Excerpt from: Sister by A. Manette Ansay

If you've never been inside a Catholic church, I'll show you what it's like to go there, believing, into the cool dark air with only the light from the sacristy to guide you. Imagine the half-filled pews stretched out in rows as quiet, as impossibly even, as the rows of corn and soy in the fields behind the houses that trail from the church in four directions, the way light beams radiate from a child's sketch of the sun. Pretend you've just come from one of these houses, as I have, as my grandmother has, as all the people around us have, and at first the measured stillness of the church seems torturous, unbroken, unbearable. But as your eyes widen to accept the dusk, you'll notice a handkerchief twisted from palm to palm, a jiggling foot in an open-toed shoe. And, too, there are smells: rose perfume wafting from beneath a loosened collar, whiffs of manure from rubber-soled boots, dust that (I read this as a child, wanted it to be true) is mostly organic, made up of epidermal cells and bits of human hair. There is dust layering the top of the holy water font, where we dip the tips of our third fingers before making the sign of the cross. There is dust smudging the colors of the stained-glass windows, dust on the legs of the table where we select this month's missalette, dust on the intricate statues with their deep, worried eyes. Everywhere there is evidence of the body's desire for its own beginnings, the soul's helium float back to God.
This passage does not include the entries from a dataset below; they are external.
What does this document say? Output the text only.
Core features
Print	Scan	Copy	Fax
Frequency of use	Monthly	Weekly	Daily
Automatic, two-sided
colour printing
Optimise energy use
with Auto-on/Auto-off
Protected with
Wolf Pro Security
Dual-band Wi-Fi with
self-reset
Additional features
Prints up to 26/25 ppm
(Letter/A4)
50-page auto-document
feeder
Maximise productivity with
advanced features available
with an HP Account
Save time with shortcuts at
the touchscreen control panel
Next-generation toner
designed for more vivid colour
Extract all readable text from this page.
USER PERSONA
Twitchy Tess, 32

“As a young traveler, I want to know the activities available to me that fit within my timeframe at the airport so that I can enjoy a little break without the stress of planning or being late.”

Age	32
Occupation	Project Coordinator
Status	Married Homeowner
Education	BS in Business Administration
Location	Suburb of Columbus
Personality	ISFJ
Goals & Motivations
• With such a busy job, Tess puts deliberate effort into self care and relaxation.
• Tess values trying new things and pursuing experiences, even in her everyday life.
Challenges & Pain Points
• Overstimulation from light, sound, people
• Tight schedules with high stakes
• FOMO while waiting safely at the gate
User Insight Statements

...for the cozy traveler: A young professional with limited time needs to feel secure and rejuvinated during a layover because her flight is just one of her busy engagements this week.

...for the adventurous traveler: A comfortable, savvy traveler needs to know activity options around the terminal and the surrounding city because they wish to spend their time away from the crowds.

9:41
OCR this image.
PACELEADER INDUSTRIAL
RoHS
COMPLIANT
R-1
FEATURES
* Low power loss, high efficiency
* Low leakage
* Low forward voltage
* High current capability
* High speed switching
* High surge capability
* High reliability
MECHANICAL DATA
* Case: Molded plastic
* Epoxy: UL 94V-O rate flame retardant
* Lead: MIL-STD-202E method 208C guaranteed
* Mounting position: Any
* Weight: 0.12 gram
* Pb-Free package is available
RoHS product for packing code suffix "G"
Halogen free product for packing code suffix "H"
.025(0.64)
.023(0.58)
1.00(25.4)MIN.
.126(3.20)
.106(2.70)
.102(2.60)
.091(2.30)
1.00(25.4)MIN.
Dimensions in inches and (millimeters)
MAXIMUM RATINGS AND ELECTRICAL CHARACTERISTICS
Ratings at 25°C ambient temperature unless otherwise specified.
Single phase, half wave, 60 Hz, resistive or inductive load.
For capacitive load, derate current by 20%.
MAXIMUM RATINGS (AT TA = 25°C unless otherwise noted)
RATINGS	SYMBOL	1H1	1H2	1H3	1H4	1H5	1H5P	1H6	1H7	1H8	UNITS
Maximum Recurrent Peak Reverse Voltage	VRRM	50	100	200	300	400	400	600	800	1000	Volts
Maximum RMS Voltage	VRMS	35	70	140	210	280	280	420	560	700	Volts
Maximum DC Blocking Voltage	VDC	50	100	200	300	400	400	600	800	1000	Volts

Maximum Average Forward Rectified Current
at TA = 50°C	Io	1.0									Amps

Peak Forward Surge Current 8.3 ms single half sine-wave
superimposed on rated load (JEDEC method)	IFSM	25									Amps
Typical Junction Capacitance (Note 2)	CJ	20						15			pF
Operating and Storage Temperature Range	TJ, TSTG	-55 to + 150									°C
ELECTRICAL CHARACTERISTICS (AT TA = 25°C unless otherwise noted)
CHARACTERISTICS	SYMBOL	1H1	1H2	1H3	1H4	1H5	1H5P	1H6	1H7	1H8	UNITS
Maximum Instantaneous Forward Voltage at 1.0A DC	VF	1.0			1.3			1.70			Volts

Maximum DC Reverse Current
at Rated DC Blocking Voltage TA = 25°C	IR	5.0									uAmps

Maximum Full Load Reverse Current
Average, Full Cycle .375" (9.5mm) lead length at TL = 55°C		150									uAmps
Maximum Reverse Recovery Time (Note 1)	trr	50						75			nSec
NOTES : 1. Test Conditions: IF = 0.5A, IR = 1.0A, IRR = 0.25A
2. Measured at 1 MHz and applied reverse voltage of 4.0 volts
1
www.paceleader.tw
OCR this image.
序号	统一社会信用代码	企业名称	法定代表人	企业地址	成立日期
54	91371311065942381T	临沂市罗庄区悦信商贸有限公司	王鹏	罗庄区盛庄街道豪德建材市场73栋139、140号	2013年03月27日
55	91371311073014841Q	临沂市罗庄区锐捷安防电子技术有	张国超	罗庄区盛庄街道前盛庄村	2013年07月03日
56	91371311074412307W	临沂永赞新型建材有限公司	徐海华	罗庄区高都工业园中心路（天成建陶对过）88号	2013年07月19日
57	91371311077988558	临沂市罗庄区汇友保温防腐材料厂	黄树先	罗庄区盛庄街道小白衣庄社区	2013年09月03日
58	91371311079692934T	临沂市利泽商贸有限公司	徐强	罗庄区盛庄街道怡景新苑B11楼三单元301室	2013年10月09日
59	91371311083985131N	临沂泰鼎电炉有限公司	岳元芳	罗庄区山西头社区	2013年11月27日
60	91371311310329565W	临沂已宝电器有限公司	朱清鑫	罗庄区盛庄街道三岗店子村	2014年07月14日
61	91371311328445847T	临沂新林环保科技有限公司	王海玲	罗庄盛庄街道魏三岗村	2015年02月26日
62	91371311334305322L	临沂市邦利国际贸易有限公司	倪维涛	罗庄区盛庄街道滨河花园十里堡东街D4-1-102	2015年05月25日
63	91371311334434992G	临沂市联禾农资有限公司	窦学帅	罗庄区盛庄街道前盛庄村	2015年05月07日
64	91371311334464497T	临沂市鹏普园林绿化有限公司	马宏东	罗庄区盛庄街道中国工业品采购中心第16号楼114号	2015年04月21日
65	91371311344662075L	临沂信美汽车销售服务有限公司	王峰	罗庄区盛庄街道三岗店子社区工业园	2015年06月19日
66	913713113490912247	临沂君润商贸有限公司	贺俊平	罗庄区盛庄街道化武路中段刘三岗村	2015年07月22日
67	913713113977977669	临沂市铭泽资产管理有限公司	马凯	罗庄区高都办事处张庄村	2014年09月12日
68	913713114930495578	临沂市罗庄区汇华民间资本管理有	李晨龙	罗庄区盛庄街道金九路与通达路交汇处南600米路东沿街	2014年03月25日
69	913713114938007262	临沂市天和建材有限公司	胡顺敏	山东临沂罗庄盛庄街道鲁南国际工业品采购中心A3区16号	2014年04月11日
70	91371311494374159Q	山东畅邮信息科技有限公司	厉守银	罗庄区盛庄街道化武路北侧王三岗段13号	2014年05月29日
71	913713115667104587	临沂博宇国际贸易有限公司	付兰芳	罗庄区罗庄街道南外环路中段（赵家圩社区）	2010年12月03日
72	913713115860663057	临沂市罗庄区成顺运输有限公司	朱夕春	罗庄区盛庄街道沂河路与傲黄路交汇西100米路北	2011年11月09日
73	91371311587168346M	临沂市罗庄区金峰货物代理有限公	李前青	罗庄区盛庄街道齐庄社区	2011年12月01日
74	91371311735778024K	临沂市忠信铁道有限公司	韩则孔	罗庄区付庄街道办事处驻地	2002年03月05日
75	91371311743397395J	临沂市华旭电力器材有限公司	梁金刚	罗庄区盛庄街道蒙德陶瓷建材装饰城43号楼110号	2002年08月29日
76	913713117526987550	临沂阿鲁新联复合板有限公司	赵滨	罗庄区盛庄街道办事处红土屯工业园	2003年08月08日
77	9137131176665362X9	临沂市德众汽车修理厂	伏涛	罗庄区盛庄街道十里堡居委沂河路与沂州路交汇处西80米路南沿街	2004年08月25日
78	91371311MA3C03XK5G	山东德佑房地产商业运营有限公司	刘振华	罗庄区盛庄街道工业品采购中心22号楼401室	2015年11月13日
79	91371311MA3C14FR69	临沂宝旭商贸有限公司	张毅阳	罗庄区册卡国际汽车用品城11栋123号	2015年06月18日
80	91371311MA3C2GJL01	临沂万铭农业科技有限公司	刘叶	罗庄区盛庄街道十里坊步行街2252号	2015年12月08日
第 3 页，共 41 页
I want you to be here with us. I want you to feel what I feel, a teenage girl towering over her grandmother at the back of this small Wisconsin church. There is the altar boy in his cumbersome smock, peeking out from the doors off the sacristy, excused from English or Math or Civics to serve the daily noon Mass. There are the men on their lunch breaks, the smattering of older retired men, and so many women!--young mothers with their sleeping babies, older mothers in groups of three and four, and the dozens of widows, women like my grandmother, who are the raw heart of this church. When they speak, you hear the older languages floating around their tongues. They wear their hair in tight, curly nests; thin gold bands still dent their fourth fingers. They carry what they need in big black purses, secured with fist-like clasps, these women who remember times without bread when they had to feed themselves and their families on their own ingenuity and the Word.